Saturday night was the first night of Pesach (be sure to really annunciate that gargled /ch/ at the end of the word; if you want to say it in English, it's "Passover"). Given its first night priority, a Seder was in order. I was unable to find a Seder to attend, however. And by "unable to find," I mean that nobody sought me out and invited me. That was how it worked for tonight (night #2), so I figured if that didn't happen for the first night, it wasn't meant to be. Instead of going to a Seder, then, I stayed home and worked on the heaping pile of homework I've had before me, then went to what I had heard was a good rock 'n roll gay bar. Apparently, "rock 'n roll", to those people, means playing techno remixes of pop and dance songs. I heard a techno version of Pink's "Get the Party Started", for instance. Once I realized that that was the song I was hearing, I promptly made to pour my beer over my head then rush up to the DJ and yell "See what you made me do? This shit is killing me!"

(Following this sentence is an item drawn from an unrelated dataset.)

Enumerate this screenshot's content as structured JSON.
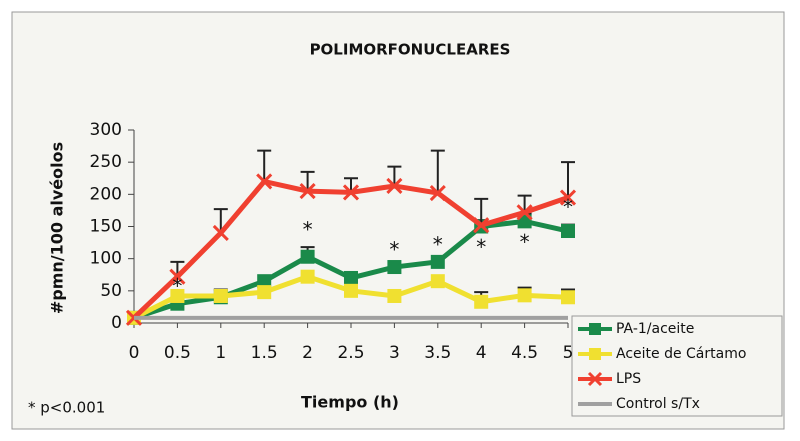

It's not that I have an aversion to pop. I am gay, after all. I can do the pop and dance music, but dammit, it has to be done right. And really, Pink just does not go well with all the leather and studs. Get with it, people.
The highlight of the evening, aside from leaving that place behind, was what I saw on my way back to the car. The area was really quite homey and nice, so long as you're looking to graffiti up some buildings and then score some cocaine. I didn't score any coke, myself, but I did happen to witness someone else doing just that. It was all I could do to not burst out "Holy shit, I'm watching a drug deal go down at a bus stop!" as I walked past the people exchanging their goods. It was awesome.
But I digress. For this, the second night, I dragged my Jewish ass to a friend's house for the Seder. She'd invited me like two months ago, and since I'd agreed to it back then, my Jewishness made it impossible for me to back out at the last second. Even after finding out that I was to bring a bathrobe to the event, and also to wear a turban throughout the Seder. Apparently, my friend's dad ("He's really weird!", she warned me) likes to have everyone dress up so we can really feel like we're fleeing the desert for freedom. Wow.
My friend had given me very specific directions on how to get to her house. She didn't realize who she was trusting with said directions, however, and I still managed to get lost twice before actually finding the house. I would have gotten lost a third time, as I was straining to find the house numbers listed on the street in this most Jewish of neighborhoods (one house had a giant menorah in the front yard). While scanning, I noticed one house had a sign that read "FROM SLAVERY TO FREEDOM" posted on the wall, and thus I knew I was in the right place.
I conveniently forgot my bathrobe, and was relieved that none was offered for me to wear. I did get offered a turban (a pillowcase held in place by a stretchy headband), though, and being a good sport, I caved and put the thing on. But not before first rooting through the large cardboard box and finding the one pillowcase that best complemented my attire (read: didn't make me break any of the china because it clashed so much).
The ceremony was held on the back porch, which had a tarp/tent to enclose the area. Spanning the two sliding glass doors was a timeline, covering Jewish history in its abridged entirety. Also included on the timeline were various and sundry other important historical events. Turns out my friend's dad is quite the historian. Throughout the Seder, he lectured us on history and brought to life many aspects of the Pesach story, and the story Jewish history tells. Despite the many oddities before me, I found myself captivated.
Throughout the evening, I sat next to a fabulous Jewish grandmother who, with every glass of wine, got progressively more motherly. So much so, in fact, that when she learned (I'm not sure how; I was enjoying the wine very much as well) that I was living with a non-Jew, and at that a female and unmarried one, she suggested I immediately get in touch with the American Jewish University and see if I could find housing through them.
And of course, it wouldn't be a Jewish event if someone didn't ask the obligatory questions about getting married and having kids. Never mind that tattoo of mine, which instantly appeared on my forehead the second I came out. You know, the one that says "I'M GAY" in cursive rainbow letters. To dodge the question, I snatched up my glass of wine and gulped down the remaining three-fourths of it. Damn, that wine was good.
The whole affair was so Jewish, I can't even say. Announcing a 5pm start time but not actually beginning until 6:30. Everyone carrying on and chattering away, starting out the Seder properly and then being so worn out toward the end that the latter parts were totally rushed through or else skipped entirely. Siblings squabbling over who would do what, and older ones demanding that the younger ones get their butts to the front and sing the damned song already. And all the while I sat there, totally enjoying myself (and laughing uncontrollably at all the shit going on) because for once I was not a part of the all the family drama. And oh, how nice a feeling that was.